The major label and the London-headquartered ad company reached out with word of the tie-up today, after WPP finalized a seemingly far-reaching Roblox pact in October. As described by the relevant parties, the newer of the agreements will see WPP clients receive access to “some of the world’s most popular artists and their music.”
On the other side of the table, UMG acts may benefit from sizable paydays and potentially significant exposure via sync opportunities in straight adverts, broader marketing campaigns, and more.
With that said, it remains to be seen which placements the union will deliver. WPP and UMG opted against diving into the deal’s particulars, instead noting the possibility that the latter’s catalog could “unlock additional areas of amplification through data-driven and technological innovation.”
Execs also abstained from divulging details in their official statements. UMG chief digital officer Michael Nash reiterated the “benefits to stakeholders of each company,” and WPP CTO Stephan Pretorius underscored plans “to leverage emerging technologies and data insights to create truly innovative music-driven campaigns.”
Running with the mention of emerging technologies, the companies per their announcement intend to “work together to responsibly explore new ways that AI can better help brands and artists connect and create authentic cultural moments.”
Like with the specifics of the wider union, only time will tell exactly what the AI undertakings – and the “authentic cultural moments” – entail. But it’s worth noting that WPP has closed AI-focused agreements involving IBM, Google Gemini, and even Anthropic (which is still facing sweeping music industry infringement litigation) during 2024 alone.

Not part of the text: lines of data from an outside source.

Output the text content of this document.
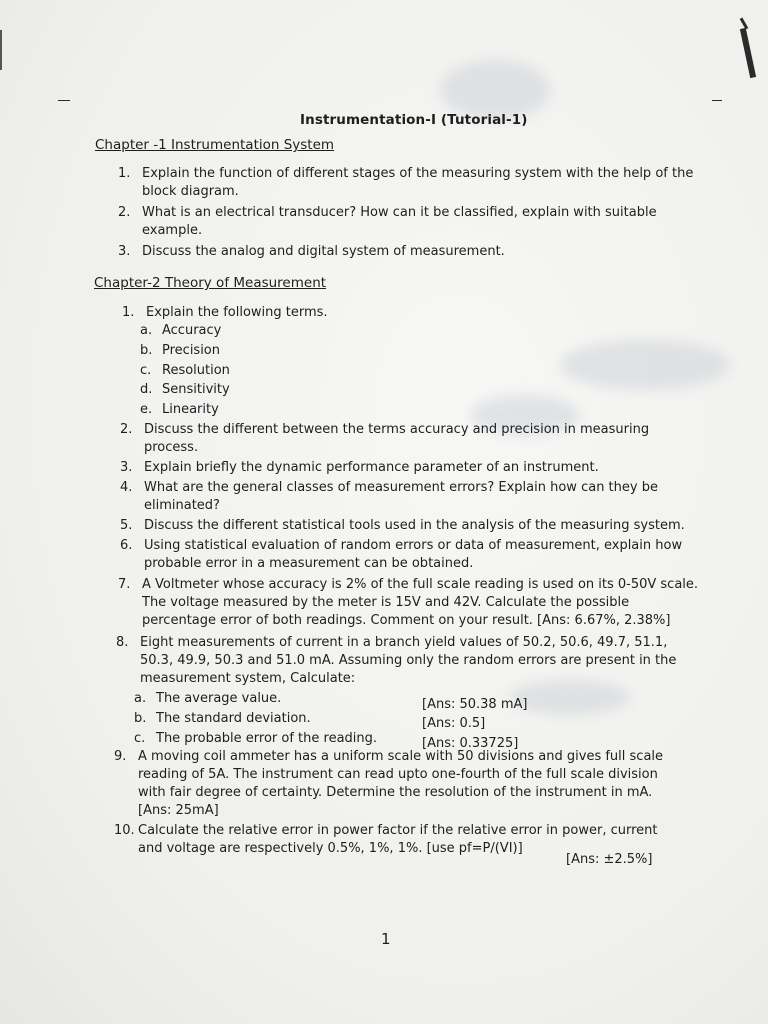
Instrumentation-I (Tutorial-1)
Chapter -1 Instrumentation System
1. Explain the function of different stages of the measuring system with the help of the
block diagram.
2. What is an electrical transducer? How can it be classified, explain with suitable
example.
3. Discuss the analog and digital system of measurement.
Chapter-2 Theory of Measurement
1. Explain the following terms.
a. Accuracy
b. Precision
c. Resolution
d. Sensitivity
e. Linearity
2. Discuss the different between the terms accuracy and precision in measuring
process.
3. Explain briefly the dynamic performance parameter of an instrument.
4. What are the general classes of measurement errors? Explain how can they be
eliminated?
5. Discuss the different statistical tools used in the analysis of the measuring system.
6. Using statistical evaluation of random errors or data of measurement, explain how
probable error in a measurement can be obtained.
7. A Voltmeter whose accuracy is 2% of the full scale reading is used on its 0-50V scale.
The voltage measured by the meter is 15V and 42V. Calculate the possible
percentage error of both readings. Comment on your result. [Ans: 6.67%, 2.38%]
8. Eight measurements of current in a branch yield values of 50.2, 50.6, 49.7, 51.1,
50.3, 49.9, 50.3 and 51.0 mA. Assuming only the random errors are present in the
measurement system, Calculate:
a. The average value.	[Ans: 50.38 mA]
b. The standard deviation.	[Ans: 0.5]
c. The probable error of the reading.	[Ans: 0.33725]
9. A moving coil ammeter has a uniform scale with 50 divisions and gives full scale
reading of 5A. The instrument can read upto one-fourth of the full scale division
with fair degree of certainty. Determine the resolution of the instrument in mA.
[Ans: 25mA]
10. Calculate the relative error in power factor if the relative error in power, current
and voltage are respectively 0.5%, 1%, 1%. [use pf=P/(VI)]
[Ans: ±2.5%]
1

(Amazon last month invested another $4 billion in Anthropic, thereby elevating the overall total to $8 billion. And a discovery sub-dispute is ongoing in music publishers’ plodding copyright complaint against the AI giant.)
In any event, UMG isn’t alone in looking to make waves in advertising; Spotify partnered with WPP back in August 2023, launched an in-house “Creative Lab” marketing agency this past June, and is leveraging AI on multiple fronts to boot.
Heading into the new year, the streaming platform doesn’t appear to be letting up in the advert department. The past week alone has seen Spotify set out to make several related sales hires (including a sales insights analyst for music) and bring on a senior product designer for advertising.